Point out lambada_openai in doc (#2352)

jianan-gu · web-flow · commit 6ea47af40028 · 2023-12-13T13:30:19.000+08:00
* Update README.md

* Update README.md

* Update README.md
diff --git a/examples/cpu/inference/python/llm/README.md b/examples/cpu/inference/python/llm/README.md
@@ -375,14 +375,22 @@ Data type of scales can be any floating point types.
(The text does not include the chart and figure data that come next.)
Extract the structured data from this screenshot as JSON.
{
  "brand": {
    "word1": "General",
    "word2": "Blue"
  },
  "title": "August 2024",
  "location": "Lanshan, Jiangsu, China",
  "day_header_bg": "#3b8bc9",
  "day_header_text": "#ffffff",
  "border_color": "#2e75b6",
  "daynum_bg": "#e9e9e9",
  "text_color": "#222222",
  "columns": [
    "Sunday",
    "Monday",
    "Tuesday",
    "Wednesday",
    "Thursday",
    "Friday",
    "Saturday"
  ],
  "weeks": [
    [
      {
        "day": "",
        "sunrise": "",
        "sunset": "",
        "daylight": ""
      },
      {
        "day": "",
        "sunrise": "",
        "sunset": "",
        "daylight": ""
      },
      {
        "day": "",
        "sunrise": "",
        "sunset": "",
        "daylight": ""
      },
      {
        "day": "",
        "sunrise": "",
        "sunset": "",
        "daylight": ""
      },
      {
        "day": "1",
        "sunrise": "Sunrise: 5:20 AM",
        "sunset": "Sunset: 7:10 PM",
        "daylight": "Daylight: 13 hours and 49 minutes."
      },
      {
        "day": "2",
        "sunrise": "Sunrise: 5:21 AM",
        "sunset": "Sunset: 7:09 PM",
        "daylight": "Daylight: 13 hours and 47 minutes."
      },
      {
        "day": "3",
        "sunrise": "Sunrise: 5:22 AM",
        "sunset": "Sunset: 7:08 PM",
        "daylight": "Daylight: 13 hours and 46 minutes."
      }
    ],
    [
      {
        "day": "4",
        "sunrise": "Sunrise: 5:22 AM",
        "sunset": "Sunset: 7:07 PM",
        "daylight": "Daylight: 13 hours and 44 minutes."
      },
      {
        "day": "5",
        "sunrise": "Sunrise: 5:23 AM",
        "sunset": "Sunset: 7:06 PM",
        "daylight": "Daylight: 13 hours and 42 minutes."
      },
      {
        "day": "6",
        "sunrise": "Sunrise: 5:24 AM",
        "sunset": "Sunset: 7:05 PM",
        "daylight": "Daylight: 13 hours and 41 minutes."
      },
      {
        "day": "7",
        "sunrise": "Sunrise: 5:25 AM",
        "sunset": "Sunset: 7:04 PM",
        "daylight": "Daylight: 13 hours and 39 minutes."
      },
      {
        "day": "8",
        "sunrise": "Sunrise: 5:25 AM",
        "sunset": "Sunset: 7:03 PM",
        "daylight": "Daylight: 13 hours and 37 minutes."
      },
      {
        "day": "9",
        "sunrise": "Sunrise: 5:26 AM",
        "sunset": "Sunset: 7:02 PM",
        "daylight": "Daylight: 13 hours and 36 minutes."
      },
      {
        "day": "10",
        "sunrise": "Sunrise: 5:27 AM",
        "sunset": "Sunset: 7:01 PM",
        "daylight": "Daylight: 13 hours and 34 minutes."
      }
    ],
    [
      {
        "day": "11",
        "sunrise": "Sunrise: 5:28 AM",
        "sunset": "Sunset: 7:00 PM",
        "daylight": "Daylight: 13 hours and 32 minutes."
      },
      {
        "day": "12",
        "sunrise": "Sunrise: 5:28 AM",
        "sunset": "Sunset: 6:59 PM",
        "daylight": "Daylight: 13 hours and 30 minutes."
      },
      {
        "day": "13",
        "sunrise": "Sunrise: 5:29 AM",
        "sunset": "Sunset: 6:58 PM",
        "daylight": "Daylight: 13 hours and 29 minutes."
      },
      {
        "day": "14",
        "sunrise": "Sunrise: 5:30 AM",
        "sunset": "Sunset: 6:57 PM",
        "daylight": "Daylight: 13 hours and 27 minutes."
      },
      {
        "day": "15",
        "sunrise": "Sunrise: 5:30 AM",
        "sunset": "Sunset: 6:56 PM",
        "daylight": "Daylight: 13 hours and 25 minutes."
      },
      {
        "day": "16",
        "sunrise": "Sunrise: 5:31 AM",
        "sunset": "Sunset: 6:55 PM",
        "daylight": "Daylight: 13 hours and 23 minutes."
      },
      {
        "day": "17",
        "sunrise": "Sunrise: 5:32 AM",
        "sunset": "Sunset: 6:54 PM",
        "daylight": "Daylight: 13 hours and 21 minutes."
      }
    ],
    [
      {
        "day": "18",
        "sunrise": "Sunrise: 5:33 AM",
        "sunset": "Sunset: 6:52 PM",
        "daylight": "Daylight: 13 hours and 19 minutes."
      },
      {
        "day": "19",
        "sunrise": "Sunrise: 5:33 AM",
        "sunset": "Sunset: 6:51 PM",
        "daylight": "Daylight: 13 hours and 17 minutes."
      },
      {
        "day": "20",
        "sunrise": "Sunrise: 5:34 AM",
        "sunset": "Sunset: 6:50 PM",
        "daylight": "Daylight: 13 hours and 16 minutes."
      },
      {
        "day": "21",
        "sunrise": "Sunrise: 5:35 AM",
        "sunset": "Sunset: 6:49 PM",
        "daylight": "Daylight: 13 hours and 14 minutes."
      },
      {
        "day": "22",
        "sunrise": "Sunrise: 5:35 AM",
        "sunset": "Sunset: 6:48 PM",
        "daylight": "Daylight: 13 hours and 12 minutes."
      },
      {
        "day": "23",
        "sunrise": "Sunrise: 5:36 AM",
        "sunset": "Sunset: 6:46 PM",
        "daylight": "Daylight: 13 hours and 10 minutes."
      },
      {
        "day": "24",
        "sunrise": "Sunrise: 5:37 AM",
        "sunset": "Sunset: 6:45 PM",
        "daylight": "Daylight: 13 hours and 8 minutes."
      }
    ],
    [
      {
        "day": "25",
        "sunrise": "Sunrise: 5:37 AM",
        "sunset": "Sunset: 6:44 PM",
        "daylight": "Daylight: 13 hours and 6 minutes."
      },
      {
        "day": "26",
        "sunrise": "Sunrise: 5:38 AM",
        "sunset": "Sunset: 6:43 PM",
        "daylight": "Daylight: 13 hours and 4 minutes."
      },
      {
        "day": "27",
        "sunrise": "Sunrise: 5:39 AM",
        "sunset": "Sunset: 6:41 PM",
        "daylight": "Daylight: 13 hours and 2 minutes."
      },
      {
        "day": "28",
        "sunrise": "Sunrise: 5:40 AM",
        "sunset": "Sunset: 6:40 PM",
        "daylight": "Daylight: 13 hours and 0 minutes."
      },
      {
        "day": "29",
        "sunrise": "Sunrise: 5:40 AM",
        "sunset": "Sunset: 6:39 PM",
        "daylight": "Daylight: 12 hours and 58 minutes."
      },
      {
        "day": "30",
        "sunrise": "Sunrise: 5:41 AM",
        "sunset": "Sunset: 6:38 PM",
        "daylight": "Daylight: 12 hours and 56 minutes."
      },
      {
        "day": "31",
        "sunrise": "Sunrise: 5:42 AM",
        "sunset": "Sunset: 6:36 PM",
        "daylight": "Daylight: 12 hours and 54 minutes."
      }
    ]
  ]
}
Shape of scales should be [
 
 We leverage [lm-evaluation-harness](https://github.com/EleutherAI/lm-evaluation-harness) for the accuracy test.
 
-By default we test "lambada_standard" task, for more choice, see {TASK_NAME} in this [link](https://github.com/EleutherAI/lm-evaluation-harness/blob/master/docs/task_table.md), 
+We verify and recommend to test "lambada_openai" task, for more choice, see {TASK_NAME} in this [link](https://github.com/EleutherAI/lm-evaluation-harness/blob/master/docs/task_table.md).
 
 ### Single Instance
 
 ```bash
 cd ./single_instance
 ```
+### FP32:
 
+```bash
+# general command:
+OMP_NUM_THREADS=<physical cores num> numactl -m <node N> -C <physical cores list> python run_accuracy.py --accuracy-only -m <MODEL_ID> --dtype float32 --ipex --jit --tasks {TASK_NAME}
+
+# An example of llama2 7b model:
+OMP_NUM_THREADS=56 numactl -m 0 -C 0-55 python run_accuracy.py --accuracy-only -m meta-llama/Llama-2-7b-hf --dtype float32 --ipex --jit --tasks lambada_openai
+```
 ### BF16:
 
 ```bash
@@ -415,7 +423,15 @@ OMP_NUM_THREADS=56 numactl -m 0 -C 0-55 python run_accuracy.py -m meta-llama/Lla
 cd ./distributed
 unset KMP_AFFINITY
 ```
+### FP32:
 
+```bash
+# general command:
+deepspeed  --num_gpus 2 --master_addr `hostname -I | sed -e 's/\s.*$//'` --bind_cores_to_rank run_accuracy_with_deepspeed.py  --model <MODEL_ID> --dtype float32 --ipex --jit --tasks <TASK_NAME> --accuracy-only
+
+# An example of llama2 7b model:
+deepspeed  --num_gpus 2 --master_addr `hostname -I | sed -e 's/\s.*$//'` --bind_cores_to_rank run_accuracy_with_deepspeed.py  --model  meta-llama/Llama-2-7b-hf --dtype float32 --ipex --jit --tasks lambada_openai --accuracy-only 
+```
 ### BF16:
 
 ```bash
@@ -434,7 +450,7 @@ deepspeed  --num_gpus 2 --master_addr `hostname -I | sed -e 's/\s.*$//'` --bind_
 # note that GPT-NEOX please remove "--int8-bf16-mixed" and add "--dtype float32" for accuracy concerns
 
 # An example of llama2 7b model:
-deepspeed  --num_gpus 2 --master_addr `hostname -I | sed -e 's/\s.*$//'` --bind_cores_to_rank run_accuracy_with_deepspeed.py  --model  meta-llama/Llama-2-7b-hf --int8-bf16-mixed --ipex --jit --tasks <TASK_NAME> --accuracy-only --ipex-weight-only-quantization
+deepspeed  --num_gpus 2 --master_addr `hostname -I | sed -e 's/\s.*$//'` --bind_cores_to_rank run_accuracy_with_deepspeed.py  --model  meta-llama/Llama-2-7b-hf --int8-bf16-mixed --ipex --jit --tasks lambada_openai --accuracy-only --ipex-weight-only-quantization
 ```
 
 ## How to Shard model for Distributed tests with DeepSpeed (autoTP)
@@ -457,4 +473,4 @@ python create_shard_model.py meta-llama/Llama-2-7b-hf --save-path ./local_llama2
 
 (2) We can build up LLM services optimized by Intel® Extension for PyTorch\* with Triton Server. Please refer [here](../../../serving/triton/README.md) for best practice.
 
-(3) The LLM inference methods introduced in this page can be well applied for AWS. We can just follow the above instructions and enjoy the boosted performance of LLM with Intel® Extension for PyTorch\* optimizations on the AWS instances.
+(3) The LLM inference methods introduced in this page can be well applied for AWS. We can just follow the above instructions and enjoy the boosted performance of LLM with Intel® Extension for PyTorch\* optimizations on the AWS instances.